Il termine “sicurezza”, collegato al cibo, può essere declinato in diversi modi: può significare che il cibo è sicuro sul piano igienico, e non ci farà ammalare (gli inglesi la chiamano safety); che la sua disponibilità è assicurata, e non avremo fame (gli inglesi la chiamano security). Altra prospettiva, decisamente inconsueta, è quella di “cucinare in massima sicurezza” cioè fra le sbarre di un carcere. Di questo, alcuni anni fa, si è occupato Matteo Guidi, producendo un piccolo libro di straordinario interesse.

È un ricettario nato in carcere, ideato e scritto con detenuti nelle sezioni di alta sicurezza delle carceri italiane, dove limitazioni e impedimenti escludono un rapporto “normale” con gli oggetti e le tecnologie, dando origine a problemi e difficoltà impensate. Difficoltà che riguardano il reperimento delle risorse ma, prima ancora, gli utensili per trattarle: pensiamo solo a cosa vuol dire lavorare il cibo senza coltelli. Nel mutato contesto, ad acquistare valore sono oggetti semplici che sorprendono per la loro adattabilità a nuovi usi: un manico di scopa che diventa mattarello, i lacci delle scarpe che legano la pancetta messa a stagionare, un televisore che facilita la lievitazione del pane o della pizza, l’armadietto trasformato in forno

In tutto ciò colpisce la genialità con cui si ricercano soluzioni fuori dalla norma proprio per recuperare la “normalità” delle abitudini, dei sapori, dei gusti negati. L’impegno che questi uomini mettono nella realizzazione di obiettivi in apparenza semplici, in realtà estremamente complessi, suscita stupore e ammirazione per l’intelligenza e l’ingegnosità delle strategie escogitate. E davvero capisci quanta cultura e quanto lavoro (due termini che ho sempre amato pensare sinonimi) si accumulino nelle pratiche di cucina. Capisci l’impegno che gli uomini hanno sempre speso a elaborare gestualità e saperi, a inventare e reinventare modi di fare (e prima ancora, di pensare) che poi hanno desiderato condividere e trasmettere.

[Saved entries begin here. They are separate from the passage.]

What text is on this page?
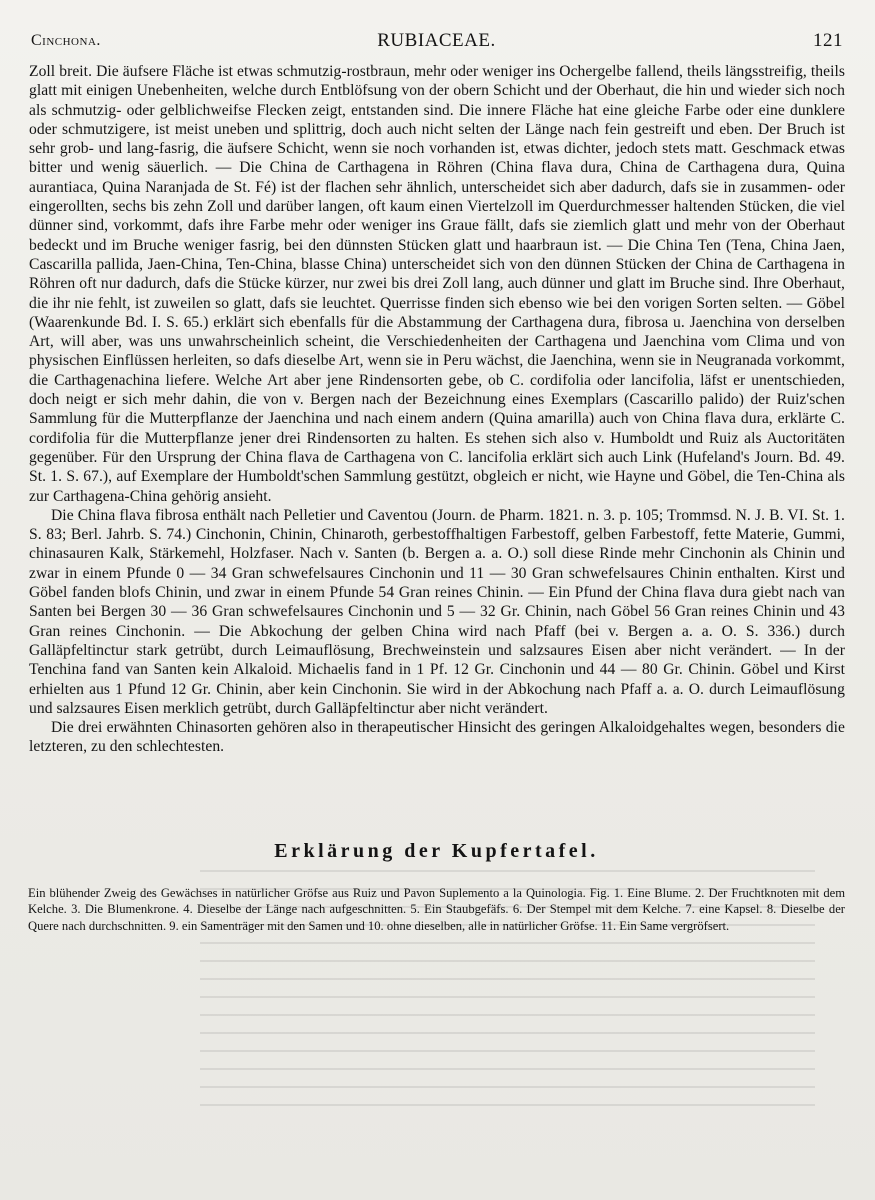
Cinchona.	RUBIACEAE.	121

Zoll breit. Die äufsere Fläche ist etwas schmutzig-rostbraun, mehr oder weniger ins Ochergelbe fallend, theils längsstreifig, theils glatt mit einigen Unebenheiten, welche durch Entblöfsung von der obern Schicht und der Oberhaut, die hin und wieder sich noch als schmutzig- oder gelblichweifse Flecken zeigt, entstanden sind. Die innere Fläche hat eine gleiche Farbe oder eine dunklere oder schmutzigere, ist meist uneben und splittrig, doch auch nicht selten der Länge nach fein gestreift und eben. Der Bruch ist sehr grob- und lang-fasrig, die äufsere Schicht, wenn sie noch vorhanden ist, etwas dichter, jedoch stets matt. Geschmack etwas bitter und wenig säuerlich. — Die China de Carthagena in Röhren (China flava dura, China de Carthagena dura, Quina aurantiaca, Quina Naranjada de St. Fé) ist der flachen sehr ähnlich, unterscheidet sich aber dadurch, dafs sie in zusammen- oder eingerollten, sechs bis zehn Zoll und darüber langen, oft kaum einen Viertelzoll im Querdurchmesser haltenden Stücken, die viel dünner sind, vorkommt, dafs ihre Farbe mehr oder weniger ins Graue fällt, dafs sie ziemlich glatt und mehr von der Oberhaut bedeckt und im Bruche weniger fasrig, bei den dünnsten Stücken glatt und haarbraun ist. — Die China Ten (Tena, China Jaen, Cascarilla pallida, Jaen-China, Ten-China, blasse China) unterscheidet sich von den dünnen Stücken der China de Carthagena in Röhren oft nur dadurch, dafs die Stücke kürzer, nur zwei bis drei Zoll lang, auch dünner und glatt im Bruche sind. Ihre Oberhaut, die ihr nie fehlt, ist zuweilen so glatt, dafs sie leuchtet. Querrisse finden sich ebenso wie bei den vorigen Sorten selten. — Göbel (Waarenkunde Bd. I. S. 65.) erklärt sich ebenfalls für die Abstammung der Carthagena dura, fibrosa u. Jaenchina von derselben Art, will aber, was uns unwahrscheinlich scheint, die Verschiedenheiten der Carthagena und Jaenchina vom Clima und von physischen Einflüssen herleiten, so dafs dieselbe Art, wenn sie in Peru wächst, die Jaenchina, wenn sie in Neugranada vorkommt, die Carthagenachina liefere. Welche Art aber jene Rindensorten gebe, ob C. cordifolia oder lancifolia, läfst er unentschieden, doch neigt er sich mehr dahin, die von v. Bergen nach der Bezeichnung eines Exemplars (Cascarillo palido) der Ruiz'schen Sammlung für die Mutterpflanze der Jaenchina und nach einem andern (Quina amarilla) auch von China flava dura, erklärte C. cordifolia für die Mutterpflanze jener drei Rindensorten zu halten. Es stehen sich also v. Humboldt und Ruiz als Auctoritäten gegenüber. Für den Ursprung der China flava de Carthagena von C. lancifolia erklärt sich auch Link (Hufeland's Journ. Bd. 49. St. 1. S. 67.), auf Exemplare der Humboldt'schen Sammlung gestützt, obgleich er nicht, wie Hayne und Göbel, die Ten-China als zur Carthagena-China gehörig ansieht.

Die China flava fibrosa enthält nach Pelletier und Caventou (Journ. de Pharm. 1821. n. 3. p. 105; Trommsd. N. J. B. VI. St. 1. S. 83; Berl. Jahrb. S. 74.) Cinchonin, Chinin, Chinaroth, gerbestoffhaltigen Farbestoff, gelben Farbestoff, fette Materie, Gummi, chinasauren Kalk, Stärkemehl, Holzfaser. Nach v. Santen (b. Bergen a. a. O.) soll diese Rinde mehr Cinchonin als Chinin und zwar in einem Pfunde 0 — 34 Gran schwefelsaures Cinchonin und 11 — 30 Gran schwefelsaures Chinin enthalten. Kirst und Göbel fanden blofs Chinin, und zwar in einem Pfunde 54 Gran reines Chinin. — Ein Pfund der China flava dura giebt nach van Santen bei Bergen 30 — 36 Gran schwefelsaures Cinchonin und 5 — 32 Gr. Chinin, nach Göbel 56 Gran reines Chinin und 43 Gran reines Cinchonin. — Die Abkochung der gelben China wird nach Pfaff (bei v. Bergen a. a. O. S. 336.) durch Galläpfeltinctur stark getrübt, durch Leimauflösung, Brechweinstein und salzsaures Eisen aber nicht verändert. — In der Tenchina fand van Santen kein Alkaloid. Michaelis fand in 1 Pf. 12 Gr. Cinchonin und 44 — 80 Gr. Chinin. Göbel und Kirst erhielten aus 1 Pfund 12 Gr. Chinin, aber kein Cinchonin. Sie wird in der Abkochung nach Pfaff a. a. O. durch Leimauflösung und salzsaures Eisen merklich getrübt, durch Galläpfeltinctur aber nicht verändert.

Die drei erwähnten Chinasorten gehören also in therapeutischer Hinsicht des geringen Alkaloidgehaltes wegen, besonders die letzteren, zu den schlechtesten.

Erklärung der Kupfertafel.

Ein blühender Zweig des Gewächses in natürlicher Gröfse aus Ruiz und Pavon Suplemento a la Quinologia. Fig. 1. Eine Blume. 2. Der Fruchtknoten mit dem Kelche. 3. Die Blumenkrone. 4. Dieselbe der Länge nach aufgeschnitten. 5. Ein Staubgefäfs. 6. Der Stempel mit dem Kelche. 7. eine Kapsel. 8. Dieselbe der Quere nach durchschnitten. 9. ein Samenträger mit den Samen und 10. ohne dieselben, alle in natürlicher Gröfse. 11. Ein Same vergröfsert.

Fra le non molte cose che veramente distinguono gli uomini fra tutti gli esseri viventi, la cucina è davvero la più significativa ed esclusiva. Perciò è il segno dell’identità umana, di un’appartenenza che ci inorgoglisce e che teniamo sempre a confermare e consolidare, anche nelle condizioni più difficili. “Io nella mia cella faccio il pane!”: questa affermazione di un detenuto, che ha affascinato Matteo Guidi sollecitandolo a intraprendere un percorso di ricerca durato anni, è come il manifesto di una cultura che ci portiamo dietro sempre e ovunque. Ed è bello pensare che il cibo, in qualsiasi situazione, possa aiutarci a vivere meglio.